Seseorang tidak begitu saja langsung
menjadi perokok, lain dengan makan dan minnum, seorang anak manusia dengan
sendirinya perlu akan makan, perlu akan minum, sehingga tanpa belajar langsung
berhajad akan makan dan minum, dengan demikian tau dengan sendirinya bagaimana
cara makan dan minum.
Merokok harus mulai dari belajar.
Belajar berarti perlu media yang mengajari, yaitu lingkungan, pergaulan,
termasuk orang tua sendiri. Calon perokok mula-mula belajar dengan mencoba-coba,
sehisap dua hisap, dapat berupa numpang rokok teman. Ada juga si yang beruntung
tidak lanjut menjadi perokok, karena begitu mencoba lantas batuk, atau pening
kepala, atau mual. Dianya yang beruntung ini tidak mau melanjutkan belajar
merokok, karena menganggap bahkan membuktikan dirinya tak sesuai dengan rokok
itu. Lain lagi dengan yang berlanjut manjadi perokok, mulai merasakan
kenikmatan merokok itu, walau semula sedikit akan ada perasaan ndak enak, tapi
setelah dipelajari terus terasa ada kinikmatan didalamnya. Sumula merokok
secara sembunyi-sembunyi karena untuk membeli rokok perlu anggaran tersendiri,
padahal diri belum punya penghasilan, masih menggunakan uang saku dari ORTU.
Setelah mampu beli sendiri dengan uang hasil kerja sendiri, kadang orang ini tumbuh
jadi perokok berat, sampai suatu saat “harus berhenti” lantaran sesuatu sebab,
antara lain kesehatan.
Sebagai seorang yang pernah
mengalami, sungguh sulit untuk berhenti, pernah berhenti dalam kurun waktu
lebih lima tahun, kemudian kambuh lagi ya lantaran pergaulan dengan para
perokok, sering ditawari. Mula-mula menolak, lama-lama ambil untuk dicium,
lama-lama mulai membakar hisap sedikit, lantas matikan, lama-lama kambuh lagi.

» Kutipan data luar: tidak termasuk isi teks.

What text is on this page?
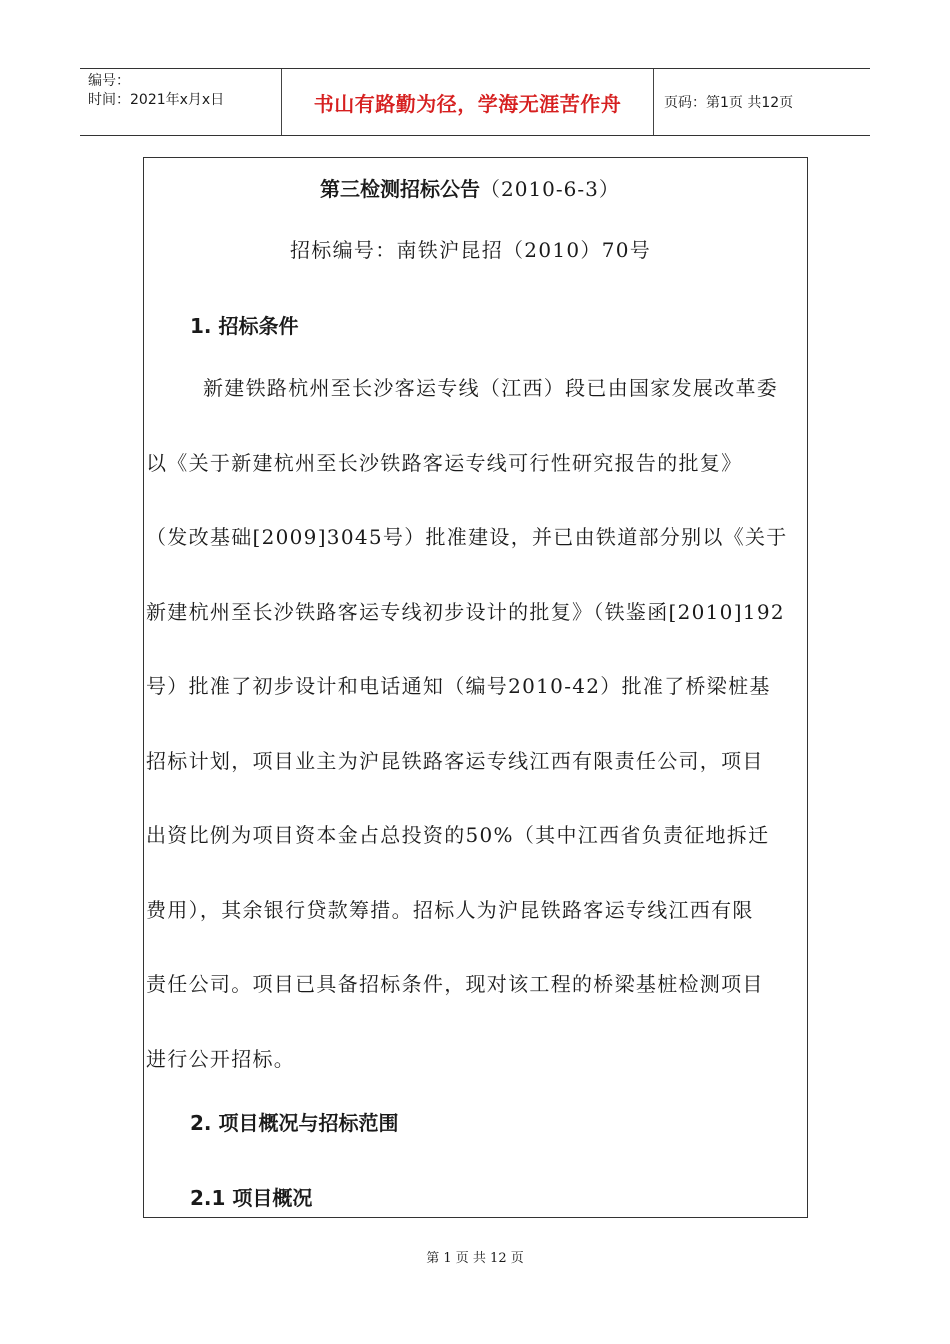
编号：
时间：2021年x月x日	书山有路勤为径，学海无涯苦作舟	页码：第1页 共12页
第三检测招标公告（2010-6-3）
招标编号：南铁沪昆招（2010）70号
1. 招标条件
新建铁路杭州至长沙客运专线（江西）段已由国家发展改革委
以《关于新建杭州至长沙铁路客运专线可行性研究报告的批复》
（发改基础[2009]3045号）批准建设，并已由铁道部分别以《关于
新建杭州至长沙铁路客运专线初步设计的批复》（铁鉴函[2010]192
号）批准了初步设计和电话通知（编号2010-42）批准了桥梁桩基
招标计划，项目业主为沪昆铁路客运专线江西有限责任公司，项目
出资比例为项目资本金占总投资的50%（其中江西省负责征地拆迁
费用），其余银行贷款筹措。招标人为沪昆铁路客运专线江西有限
责任公司。项目已具备招标条件，现对该工程的桥梁基桩检测项目
进行公开招标。
2. 项目概况与招标范围
2.1 项目概况
第 1 页 共 12 页
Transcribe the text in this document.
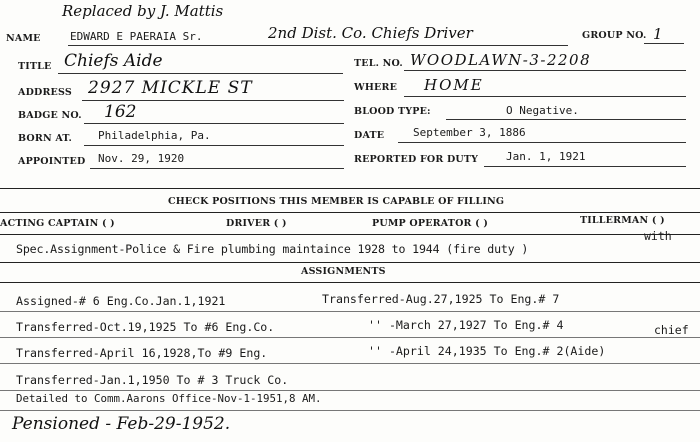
Replaced by J. Mattis
NAME	EDWARD E PAERAIA Sr.	2nd Dist. Co. Chiefs Driver	GROUP NO. 1
TITLE Chiefs Aide	TEL. NO. WOODLAWN-3-2208
ADDRESS 2927 MICKLE ST	WHERE HOME
BADGE NO. 162	BLOOD TYPE:	O Negative.
BORN AT. Philadelphia, Pa.	DATE	September 3, 1886
APPOINTED Nov. 29, 1920	REPORTED FOR DUTY	Jan. 1, 1921
CHECK POSITIONS THIS MEMBER IS CAPABLE OF FILLING
ACTING CAPTAIN ( )	DRIVER ( )	PUMP OPERATOR ( )	TILLERMAN ( )
with
Spec.Assignment-Police & Fire plumbing maintaince 1928 to 1944 (fire duty )
ASSIGNMENTS
Assigned-# 6 Eng.Co.Jan.1,1921	Transferred-Aug.27,1925 To Eng.# 7
Transferred-Oct.19,1925 To #6 Eng.Co.	'' -March 27,1927 To Eng.# 4	chief
Transferred-April 16,1928,To #9 Eng.	'' -April 24,1935 To Eng.# 2(Aide)
Transferred-Jan.1,1950 To # 3 Truck Co.
Detailed to Comm.Aarons Office-Nov-1-1951,8 AM.
Pensioned - Feb-29-1952.
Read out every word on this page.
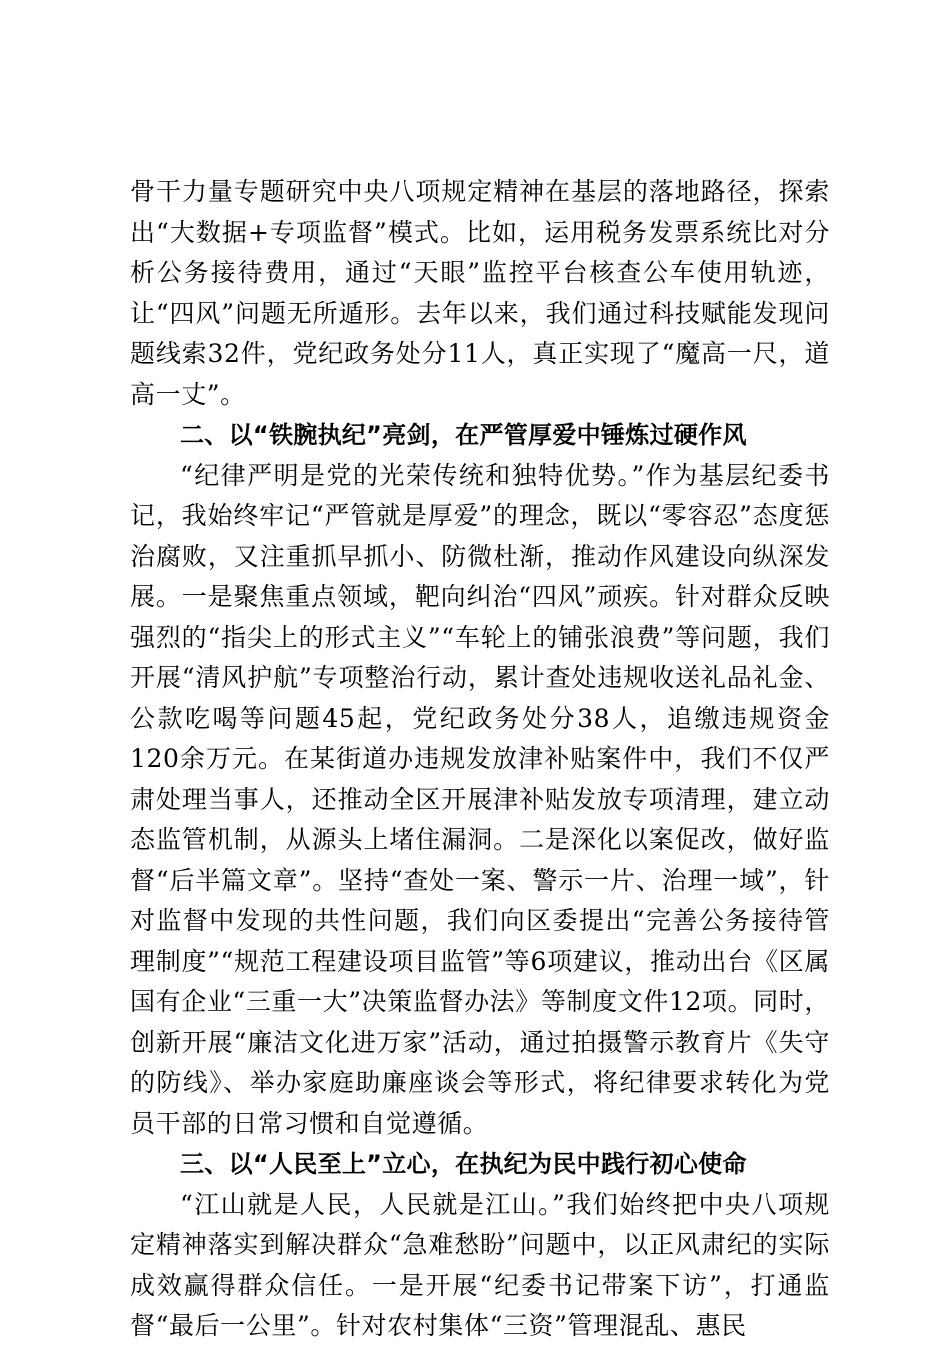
骨干力量专题研究中央八项规定精神在基层的落地路径，探索出“大数据+专项监督”模式。比如，运用税务发票系统比对分析公务接待费用，通过“天眼”监控平台核查公车使用轨迹，让“四风”问题无所遁形。去年以来，我们通过科技赋能发现问题线索32件，党纪政务处分11人，真正实现了“魔高一尺，道高一丈”。

二、以“铁腕执纪”亮剑，在严管厚爱中锤炼过硬作风

“纪律严明是党的光荣传统和独特优势。”作为基层纪委书记，我始终牢记“严管就是厚爱”的理念，既以“零容忍”态度惩治腐败，又注重抓早抓小、防微杜渐，推动作风建设向纵深发展。一是聚焦重点领域，靶向纠治“四风”顽疾。针对群众反映强烈的“指尖上的形式主义”“车轮上的铺张浪费”等问题，我们开展“清风护航”专项整治行动，累计查处违规收送礼品礼金、公款吃喝等问题45起，党纪政务处分38人，追缴违规资金120余万元。在某街道办违规发放津补贴案件中，我们不仅严肃处理当事人，还推动全区开展津补贴发放专项清理，建立动态监管机制，从源头上堵住漏洞。二是深化以案促改，做好监督“后半篇文章”。坚持“查处一案、警示一片、治理一域”，针对监督中发现的共性问题，我们向区委提出“完善公务接待管理制度”“规范工程建设项目监管”等6项建议，推动出台《区属国有企业“三重一大”决策监督办法》等制度文件12项。同时，创新开展“廉洁文化进万家”活动，通过拍摄警示教育片《失守的防线》、举办家庭助廉座谈会等形式，将纪律要求转化为党员干部的日常习惯和自觉遵循。

三、以“人民至上”立心，在执纪为民中践行初心使命

“江山就是人民，人民就是江山。”我们始终把中央八项规定精神落实到解决群众“急难愁盼”问题中，以正风肃纪的实际成效赢得群众信任。一是开展“纪委书记带案下访”，打通监督“最后一公里”。针对农村集体“三资”管理混乱、惠民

dan kini diusia senja betul-betul telah berhenti, walau tidak berani sesumbar
pasti tak kambuh lagi. Sambil berdo’a semoga Allah beri kemampuan untuk tidak
kambuh lagi.
Faktor lingkungan, pengaruh ORTU perokok sangat dominan. Sebuah
penelitian dalam Journal of Adolescent Health menemukan bahwa remaja yang orang
tuanya perokok punya kemungkinan dua kali lebih besar untuk mulai merokok di
usia 13 tahun. Dalam penelitian ini, tim ahli
dari University of Washington di Amerika Serikat mencatat perkembangan
lebih dari 800 remaja sejak mereka berusia 13 tahun sampai mereka berusia 21
tahun.
Penelitian lain dalam American
Journal of Public Health juga menggaungkan hasil serupa. Menurut penelitian
ini, nyaris 40% remaja yang orang tuanya perokok juga sudah merokok atau paling
tidak pernah mencoba rokok pada usia rata-rata 13 tahun.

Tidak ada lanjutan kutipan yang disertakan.